While global E&P spending is expected to ratchet up by 7% next year – the fourth consecutive year of growth to a record-setting US $644 billion – North American capex will lag the international pace, according to Barclays 2013 Global E&P Spending Outlook.

“We continue to believe we are in the early stages of a multi-year, double-digit growth spending upcycle internationally, characterized by increased drilling in complex geologies on land, and exploration and development of traditional and emerging deepwater basins,” James West , Barclays oil services and drilling analyst, said summarizing the global picture.

But, he added, “After several years of high-speed growth in North American capex, spending growth in 2012 slowed and 2013 spending budgets are expected to be roughly flat with 2012 levels.”

The Barclays report, which was released Dec. 4, was conducted in November and is based on surveys of 322 oil and gas companies worldwide.

Pausing To Breathe

While North American spending rose 27% and 31%, respectively, in 2010 and 2011, it took a breather in 2012, leveling to 4%. Barclays estimates North American E&Ps will spend $185 billion in 2013, compared with $183 billion in 2012, West said.

In the US, Barclays anticipates $139.6 billion in E&P capex in 2013, compared with $138.7 billion in 2012, a tepid 0.7% growth.
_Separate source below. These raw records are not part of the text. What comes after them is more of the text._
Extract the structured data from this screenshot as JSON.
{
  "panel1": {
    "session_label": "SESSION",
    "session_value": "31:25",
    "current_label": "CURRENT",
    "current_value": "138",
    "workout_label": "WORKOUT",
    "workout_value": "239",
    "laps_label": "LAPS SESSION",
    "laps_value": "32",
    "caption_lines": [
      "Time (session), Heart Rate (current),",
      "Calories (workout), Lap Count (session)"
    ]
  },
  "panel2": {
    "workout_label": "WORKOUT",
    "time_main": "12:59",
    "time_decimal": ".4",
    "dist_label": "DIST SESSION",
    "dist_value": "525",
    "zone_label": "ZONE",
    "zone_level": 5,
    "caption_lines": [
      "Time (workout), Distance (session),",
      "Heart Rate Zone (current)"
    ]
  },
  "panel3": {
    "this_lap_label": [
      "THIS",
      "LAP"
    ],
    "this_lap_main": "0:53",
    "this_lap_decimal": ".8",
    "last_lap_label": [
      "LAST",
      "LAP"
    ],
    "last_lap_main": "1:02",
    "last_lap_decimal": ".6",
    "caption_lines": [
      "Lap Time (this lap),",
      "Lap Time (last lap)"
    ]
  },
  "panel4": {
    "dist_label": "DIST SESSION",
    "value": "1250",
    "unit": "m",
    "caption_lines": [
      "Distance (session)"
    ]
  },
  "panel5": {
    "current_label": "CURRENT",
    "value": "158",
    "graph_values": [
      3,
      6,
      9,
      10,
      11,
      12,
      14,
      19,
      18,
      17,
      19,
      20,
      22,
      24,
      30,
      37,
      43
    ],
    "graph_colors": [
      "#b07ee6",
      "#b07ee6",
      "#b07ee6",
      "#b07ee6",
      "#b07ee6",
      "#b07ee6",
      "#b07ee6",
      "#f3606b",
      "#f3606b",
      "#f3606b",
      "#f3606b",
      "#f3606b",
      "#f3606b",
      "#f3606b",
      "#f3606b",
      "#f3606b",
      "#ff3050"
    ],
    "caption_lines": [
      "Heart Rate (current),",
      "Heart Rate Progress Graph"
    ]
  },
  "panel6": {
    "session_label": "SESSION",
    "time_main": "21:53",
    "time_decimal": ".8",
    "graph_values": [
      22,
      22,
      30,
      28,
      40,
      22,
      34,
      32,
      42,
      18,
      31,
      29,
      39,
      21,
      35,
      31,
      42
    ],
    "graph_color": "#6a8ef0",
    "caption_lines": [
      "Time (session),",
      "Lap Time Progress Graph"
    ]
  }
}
In Canada, $44.7 billion is projected in 2013, up 0.6% from $44.4 billion in 2012.

West credits the growth pause to lower natural gas prices, reduced West Texas Intermediate prices, weak natural gas liquids prices, differentials in Canadian basins, logistical challenges in emerging plays, and a desire to spend within cash flow.

Within this context, independent E&Ps are broadcasting that they will decrease budgets next year, he said, totaling about a 1% drop, being more dependent on cash flows that have softened with commodity prices.

But this spending decrease will be offset by majors and national oil companies (NOCs), which are less affected by cash flow constraints, and which now have a more dominant position in North America, drawn by the oil renaissance here.

“The major US, European, and Asian international oil companies (IOCs) and NOCs are helping drive growth in the US market and are increasing spending as a percentage of total US upstream capex as a result,” West said. “We estimate these global majors will constitute roughly 32% of total US spending in 2013, including offshore, up from 27% in 2007.”